Por: Cesar Sanson | 16 Outubro 2012
O diretor executivo da Agência de Informação Frei Tito para América Latina – ADITAL – Ermanno Allegri fala para o sítio da Adital, 15-10-2012, sobre as impressões do Congresso Continental de Teologia, que foi encerrado no último dia 11, em São Leopoldo, Rio Grande do Sul.
Eis a entrevista.
Terminou o Congresso e todos voltaram para seus trabalhos cotidianos. Quais suas impressões gerais destas Jornadas Teológicas?
Foram dias cheios de fortes emoções, de fortes ideias e de grandes perspectivas para o futuro. Mas o primeiro aspecto que quero destacar é que esse Congresso me deixou uma felicidade profunda pelo contato direto com os teólogos da América Latina. Esses pensadores que alguém vê como ‘perigosos’ transmitem a sensação de profunda humanidade. São pessoas de uma extrema simplicidade com que você se relaciona facilmente: conversa, faz fotos, fica com eles na fila para fazer o prato para almoçar, senta junto nos momentos de oração. Muitos têm um destacado sentido de humor brincando com os colegas sobre seus títulos de estudo, sobre livros e ideias condenados, sobre os cabelos brancos que já não podem esconder...

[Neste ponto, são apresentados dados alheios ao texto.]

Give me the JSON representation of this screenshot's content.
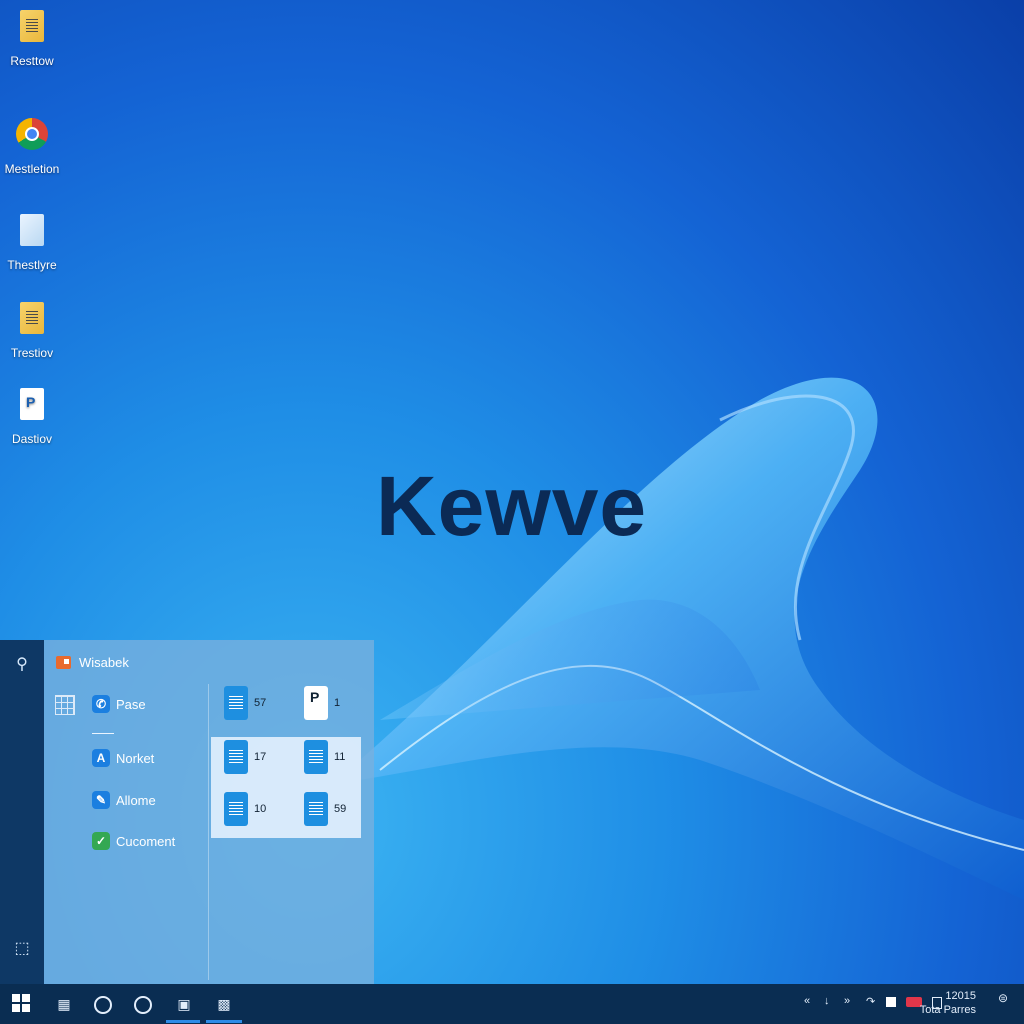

Um momento geral de comoção profunda foi a palestra que Gustavo Gutierrez [autor do livro Teologia da Libertação, que completa 40 anos de edição] nos proporcionou via internet. Este ‘pai da teologia da libertação’ falava com o coração como se estivesse aí, na sala, no nosso meio. Os três minutos de aplausos que seguiram foram como uma consagração geral daquela pessoa, da sua vida, de seus escritos. Senti naqueles minutos de aplausos uma empatia profunda de sentimentos com Gustavo Gutiérrez e a consciência de que o que nasceu na América Latina foi verdadeiramente fruto do Espírito. É um novo ar que não pode ser acorrentado em nenhuma jaula.
Então a Teologia da Libertação é a irrupção de uma novidade na igreja do nosso continente?

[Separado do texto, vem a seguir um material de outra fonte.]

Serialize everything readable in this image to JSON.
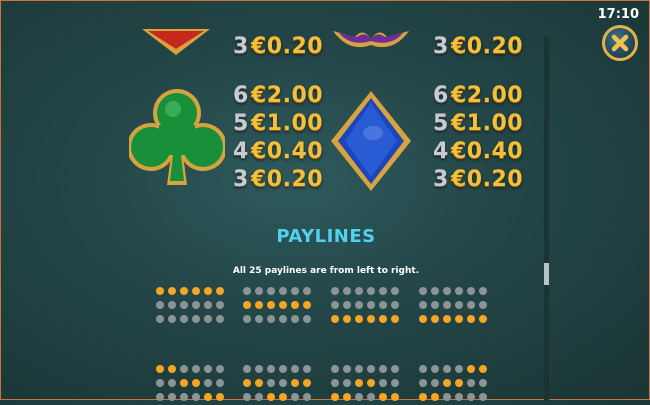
{
  "clock": "17:10",
  "close_button": {
    "icon": "close-x-icon",
    "accent": "#e1b24a"
  },
  "paytable": {
    "top_left": {
      "symbol": "red-diamond-symbol",
      "rows": [
        {
          "count": "3",
          "value": "€0.20"
        }
      ]
    },
    "top_right": {
      "symbol": "purple-spade-symbol",
      "rows": [
        {
          "count": "3",
          "value": "€0.20"
        }
      ]
    },
    "club": {
      "symbol": "green-club-symbol",
      "rows": [
        {
          "count": "6",
          "value": "€2.00"
        },
        {
          "count": "5",
          "value": "€1.00"
        },
        {
          "count": "4",
          "value": "€0.40"
        },
        {
          "count": "3",
          "value": "€0.20"
        }
      ]
    },
    "diamond": {
      "symbol": "blue-diamond-symbol",
      "rows": [
        {
          "count": "6",
          "value": "€2.00"
        },
        {
          "count": "5",
          "value": "€1.00"
        },
        {
          "count": "4",
          "value": "€0.40"
        },
        {
          "count": "3",
          "value": "€0.20"
        }
      ]
    }
  },
  "paylines_section": {
    "title": "PAYLINES",
    "subtitle": "All 25 paylines are from left to right.",
    "lines": [
      [
        1,
        1,
        1,
        1,
        1,
        1
      ],
      [
        0,
        0,
        0,
        0,
        0,
        0
      ],
      [
        0,
        0,
        0,
        0,
        0,
        0
      ],
      [
        0,
        0,
        0,
        0,
        0,
        0
      ],
      [
        1,
        1,
        1,
        1,
        1,
        1
      ],
      [
        0,
        0,
        0,
        0,
        0,
        0
      ],
      [
        0,
        0,
        0,
        0,
        0,
        0
      ],
      [
        0,
        0,
        0,
        0,
        0,
        0
      ],
      [
        1,
        1,
        1,
        1,
        1,
        1
      ],
      [
        0,
        0,
        0,
        0,
        0,
        0
      ],
      [
        0,
        0,
        0,
        0,
        0,
        0
      ],
      [
        1,
        1,
        1,
        1,
        1,
        1
      ]
    ],
    "line_row_2": [
      [
        [
          1,
          1,
          0,
          0,
          0,
          0
        ],
        [
          0,
          0,
          1,
          1,
          0,
          0
        ],
        [
          0,
          0,
          0,
          0,
          1,
          1
        ]
      ],
      [
        [
          0,
          0,
          0,
          0,
          0,
          0
        ],
        [
          1,
          1,
          0,
          0,
          1,
          1
        ],
        [
          0,
          0,
          1,
          1,
          0,
          0
        ]
      ],
      [
        [
          0,
          0,
          0,
          0,
          0,
          0
        ],
        [
          0,
          0,
          1,
          1,
          0,
          0
        ],
        [
          1,
          1,
          0,
          0,
          1,
          1
        ]
      ],
      [
        [
          0,
          0,
          0,
          0,
          1,
          1
        ],
        [
          0,
          0,
          1,
          1,
          0,
          0
        ],
        [
          1,
          1,
          0,
          0,
          0,
          0
        ]
      ]
    ],
    "colors": {
      "on": "#f5a623",
      "off": "#8b9596",
      "title": "#52d1ee"
    }
  }
}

E não só do nosso continente. Hoje reparamos que a Teologia da Libertação é verdadeiramente universal, não no sentido que todos vão recebê-la como uma nova doutrina para ser estudada daqui em diante, mas no sentido que ela descobriu o sentido profundo da vida humana mais sofrida e do motivo da encarnação de Jesus Cristo na história da humanidade. Os polos: Jesus Cristo (o verdadeiro, o histórico e não o que sempre se disse dele e o que se imaginou dele) e os pobres (excluídos) se encontram e nasce a faísca que toca fogo na história e provoca novas relações, novos caminhos de liberdade e solidariedade.

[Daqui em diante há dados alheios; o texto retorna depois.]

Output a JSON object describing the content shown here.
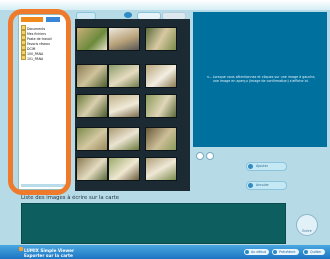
{
  "colors": {
    "highlight": "#ef7a2c",
    "preview_bg": "#00709f",
    "write_area_bg": "#0d5e5e",
    "bottom_bar": "#1c74c2"
  },
  "tree": {
    "header_label": "",
    "items": [
      {
        "label": "Documents",
        "icon": "folder-icon"
      },
      {
        "label": "Mes fichiers",
        "icon": "folder-icon"
      },
      {
        "label": "Poste de travail",
        "icon": "folder-icon"
      },
      {
        "label": "Favoris réseau",
        "icon": "folder-icon"
      },
      {
        "label": "DCIM",
        "icon": "folder-icon"
      },
      {
        "label": "100_PANA",
        "icon": "folder-icon"
      },
      {
        "label": "101_PANA",
        "icon": "folder-icon"
      }
    ]
  },
  "toolbar": {
    "left_button": "",
    "mid_button": "",
    "right_button": ""
  },
  "preview": {
    "message": "<-- Lorsque vous sélectionnez et cliquez sur une image à gauche, une image en aperçu (image de confirmation) s'affiche ici."
  },
  "actions": {
    "add_label": "Ajouter",
    "remove_label": "Annuler"
  },
  "list": {
    "title": "Liste des images à écrire sur la carte"
  },
  "write_button": {
    "label": "Ecrire"
  },
  "brand": {
    "line1": "LUMIX Simple Viewer",
    "line2": "Exporter sur la carte"
  },
  "bottom_buttons": [
    {
      "label": "Au début",
      "icon": "home-icon"
    },
    {
      "label": "Précédent",
      "icon": "back-icon"
    },
    {
      "label": "Quitter",
      "icon": "exit-icon"
    }
  ]
}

Ao mesmo tempo em que é universal esta teologia é também reinventada em cada cultura e momento histórico. Não está feita e fixada em regras e em dogmas para os próximos 500 anos, mas se recria numa dinâmica permanente, porque se move dentro da vida que está sempre em movimento, é dinâmica permanente.
A Teologia da Libertação, apesar de hostilizada, continua viva e chegou a outros continentes...
É um movimento que não tem retorno, apesar das investidas dos que não percebem seu valor humano e evangélico. Há uma nova e profunda vivência da fé expressada na Teologia da Libertação. Por esta fé, para criar uma humanidade mais justa, milhares de pessoas se tornaram vítimas da perseguição de governos civis, militares e até eclesiais. Quem acredita, não para, não volta atrás.
Um momento alto do Congresso foi a descoberta, para muitos, que a Teologia da Libertação também é fortemente vivida e produzida na Ásia: na Índia, no Vietnam, em Taiwan, nas Filipinas desenvolvendo com mais força a teologia feminista. O teólogo vietnamita Peter Phan lembrou que a necessidade de refletir a fé dentro da vida foi o terreno natural para nascer uma nova teologia. Países sofridos e explorados na Ásia repensaram sua fé e o contexto da teologia latino-americana foi como continuação natural do projeto local de pensar uma fé cristã autenticamente asiática.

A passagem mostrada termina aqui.